Mit Illustratorin Kit Karausche entstanden erste Entwürfe des „Vertreibungsschreckes“, den beide Macherinnen für Flüchtlingskinder erfanden.

Die Materialien werden als ersten Schritt für Kinder aus Syrien, Albanien, dem Kosovo, Afghanistan und dem Irak konzipiert. „Wir werden außerdem Kurzfilme entwickeln und ein kostenfreies Internetangebot zur Verfügung stellen, das sozialpädagogische, pädagogische und psychologische Begleiter mit den Kindern anschauen und durcharbeiten können“, berichtet Nelius zum Umfang des Projektes.

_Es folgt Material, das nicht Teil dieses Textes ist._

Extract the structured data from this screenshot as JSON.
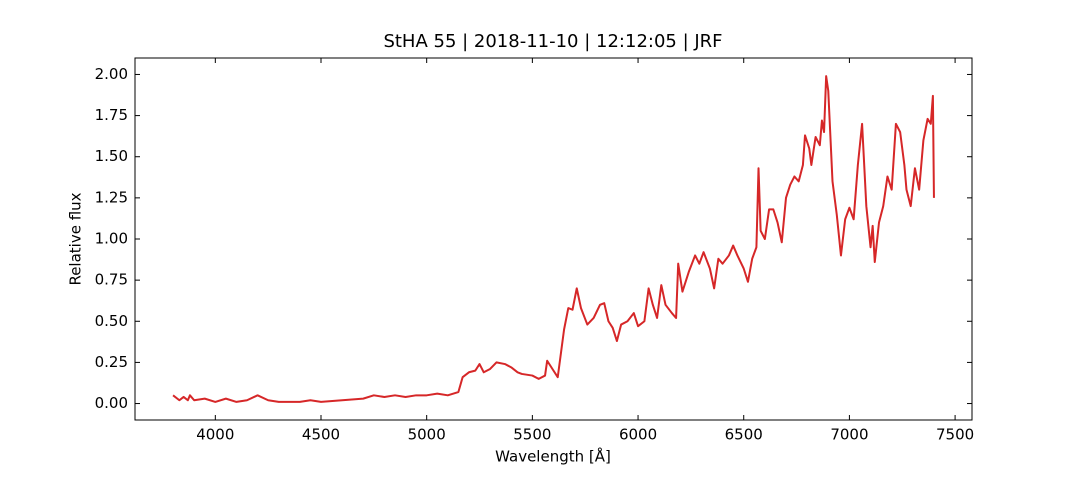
{
  "chart_data": {
    "type": "line",
    "title": "StHA 55 | 2018-11-10 | 12:12:05 | JRF",
    "xlabel": "Wavelength [Å]",
    "ylabel": "Relative flux",
    "x": [
      3800,
      3830,
      3850,
      3870,
      3880,
      3900,
      3950,
      4000,
      4050,
      4100,
      4150,
      4200,
      4250,
      4300,
      4400,
      4450,
      4500,
      4600,
      4700,
      4750,
      4800,
      4850,
      4900,
      4950,
      5000,
      5050,
      5100,
      5150,
      5170,
      5200,
      5230,
      5250,
      5270,
      5300,
      5330,
      5370,
      5400,
      5430,
      5450,
      5500,
      5530,
      5560,
      5570,
      5600,
      5620,
      5650,
      5670,
      5690,
      5710,
      5730,
      5760,
      5790,
      5820,
      5840,
      5860,
      5880,
      5900,
      5920,
      5950,
      5980,
      6000,
      6030,
      6050,
      6070,
      6090,
      6110,
      6130,
      6160,
      6180,
      6190,
      6210,
      6240,
      6270,
      6290,
      6310,
      6340,
      6360,
      6380,
      6400,
      6430,
      6450,
      6470,
      6500,
      6520,
      6540,
      6560,
      6570,
      6580,
      6600,
      6620,
      6640,
      6660,
      6680,
      6700,
      6720,
      6740,
      6760,
      6780,
      6790,
      6810,
      6820,
      6840,
      6860,
      6870,
      6880,
      6890,
      6900,
      6920,
      6940,
      6960,
      6980,
      7000,
      7020,
      7040,
      7060,
      7080,
      7100,
      7110,
      7120,
      7140,
      7160,
      7180,
      7200,
      7220,
      7240,
      7260,
      7270,
      7290,
      7310,
      7330,
      7350,
      7370,
      7385,
      7395,
      7400
    ],
    "series": [
      {
        "color": "#d62728",
        "values": [
          0.05,
          0.02,
          0.04,
          0.02,
          0.05,
          0.02,
          0.03,
          0.01,
          0.03,
          0.01,
          0.02,
          0.05,
          0.02,
          0.01,
          0.01,
          0.02,
          0.01,
          0.02,
          0.03,
          0.05,
          0.04,
          0.05,
          0.04,
          0.05,
          0.05,
          0.06,
          0.05,
          0.07,
          0.16,
          0.19,
          0.2,
          0.24,
          0.19,
          0.21,
          0.25,
          0.24,
          0.22,
          0.19,
          0.18,
          0.17,
          0.15,
          0.17,
          0.26,
          0.2,
          0.16,
          0.45,
          0.58,
          0.57,
          0.7,
          0.58,
          0.48,
          0.52,
          0.6,
          0.61,
          0.5,
          0.46,
          0.38,
          0.48,
          0.5,
          0.55,
          0.47,
          0.5,
          0.7,
          0.6,
          0.52,
          0.72,
          0.6,
          0.55,
          0.52,
          0.85,
          0.68,
          0.8,
          0.9,
          0.85,
          0.92,
          0.82,
          0.7,
          0.88,
          0.85,
          0.9,
          0.96,
          0.9,
          0.82,
          0.74,
          0.88,
          0.95,
          1.43,
          1.05,
          1.0,
          1.18,
          1.18,
          1.1,
          0.98,
          1.25,
          1.33,
          1.38,
          1.35,
          1.45,
          1.63,
          1.55,
          1.45,
          1.62,
          1.57,
          1.72,
          1.65,
          1.99,
          1.9,
          1.35,
          1.15,
          0.9,
          1.12,
          1.19,
          1.12,
          1.45,
          1.7,
          1.2,
          0.95,
          1.08,
          0.86,
          1.1,
          1.2,
          1.38,
          1.3,
          1.7,
          1.65,
          1.45,
          1.3,
          1.2,
          1.43,
          1.3,
          1.6,
          1.73,
          1.7,
          1.87,
          1.25
        ]
      }
    ],
    "xlim": [
      3620,
      7580
    ],
    "ylim": [
      -0.1,
      2.1
    ],
    "xticks": [
      4000,
      4500,
      5000,
      5500,
      6000,
      6500,
      7000,
      7500
    ],
    "yticks": [
      {
        "value": 0,
        "label": "0.00"
      },
      {
        "value": 0.25,
        "label": "0.25"
      },
      {
        "value": 0.5,
        "label": "0.50"
      },
      {
        "value": 0.75,
        "label": "0.75"
      },
      {
        "value": 1,
        "label": "1.00"
      },
      {
        "value": 1.25,
        "label": "1.25"
      },
      {
        "value": 1.5,
        "label": "1.50"
      },
      {
        "value": 1.75,
        "label": "1.75"
      },
      {
        "value": 2,
        "label": "2.00"
      }
    ],
    "grid": false
  }
}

Der Wissenschaftliche Hintergrund zum Projekt stützt sich auf eine Studie mit 106 Flüchtlingskindern, die belegt, dass annährend alle Kinder und Jugendliche in ihrem Leben mit potentiell traumatischen Ereignissen konfrontiert waren. 41,3 Prozent der Kinder und Jugendlichen gaben an, körperliche Angriffe mitangesehen zu haben, 37,5 Prozent hatten Kriegsereignisse miterlebt, 25 Prozent hatten Leichen gesehen. In der Folge dieser Ereignisse litten 20 Prozent der Kinder und Jugendlichen unter einer Posttraumatischen Belastungsstörung (PTSD).

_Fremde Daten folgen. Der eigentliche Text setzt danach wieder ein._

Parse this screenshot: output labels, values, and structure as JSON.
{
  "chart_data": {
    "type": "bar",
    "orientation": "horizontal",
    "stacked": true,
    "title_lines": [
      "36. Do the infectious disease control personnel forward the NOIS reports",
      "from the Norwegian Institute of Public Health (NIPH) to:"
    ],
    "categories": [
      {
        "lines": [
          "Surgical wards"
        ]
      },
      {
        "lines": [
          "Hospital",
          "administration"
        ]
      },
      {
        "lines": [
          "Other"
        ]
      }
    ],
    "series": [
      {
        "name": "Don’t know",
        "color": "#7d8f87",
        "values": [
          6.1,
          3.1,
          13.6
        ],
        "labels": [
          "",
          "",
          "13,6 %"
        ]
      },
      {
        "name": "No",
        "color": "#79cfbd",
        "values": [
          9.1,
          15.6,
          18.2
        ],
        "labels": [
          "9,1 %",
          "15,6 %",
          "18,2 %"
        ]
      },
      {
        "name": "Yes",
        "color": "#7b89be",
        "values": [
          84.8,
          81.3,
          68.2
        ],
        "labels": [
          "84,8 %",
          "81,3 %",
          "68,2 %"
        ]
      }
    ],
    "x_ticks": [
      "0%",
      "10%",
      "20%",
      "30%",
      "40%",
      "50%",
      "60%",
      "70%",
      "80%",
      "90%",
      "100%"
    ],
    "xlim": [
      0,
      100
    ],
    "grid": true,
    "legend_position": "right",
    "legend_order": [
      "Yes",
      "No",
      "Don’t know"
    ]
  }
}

Gegenwärtig geht die Evaluierung der Materialien in die heiße Phase. Diese wird durch die TU Dresden, speziell unter Leitung von Frau Professor Dr. Katja Beesdo-Baum, sichergestellt.   Die Ostdeutsche Psychotherapeutenkammer (OPK) kommt zum Teil der Bewerbung um Fördergelder sowie der politischen Platzierung des Projektes ins Spiel. Wie OPK-Präsidentin Andrea Mrazek versichert, ist das Projekt ein Schatz, innovativ, deutschlandweit für einen niederschwelligen Einsatz gedacht und wird zum richtigen Zeitpunkt aufgelegt. „Wir werden alles daran setzen, das Projekt in die Realität umzusetzen. Wir stoßen bisher auf großes politisches Interesse. Aber diesem verbalen Interesse müssen nun auch die Euros folgen, damit die Materialien produziert werden können.“

Die Identifizierung der Risikokinder sei durch den Einsatz der Materialien präzise, rasch und flächendeckend möglich. Zudem sind für deren Anwendung keine Psychotherapeuten notwendig. Auffälligkeiten im Verhalten und der Behandlungsbedarf von Kindern und Jugendlichen werden dadurch erkennbar aufgezeigt und können einer fachlichen Abklärung zugeführt werden. „Das Hauptaugenmerk liegt jedoch in der Information und Aufklärung der Kinder und deren Eltern zu ganz normalen Reaktionen nach traumatischen Erlebnissen. Das Projekt ist ein guter Weg, um laienhafter Diagnostik von Traumatisierungen landauf, landab entgegenzuwirken“, so Andrea Mrazek abschließend.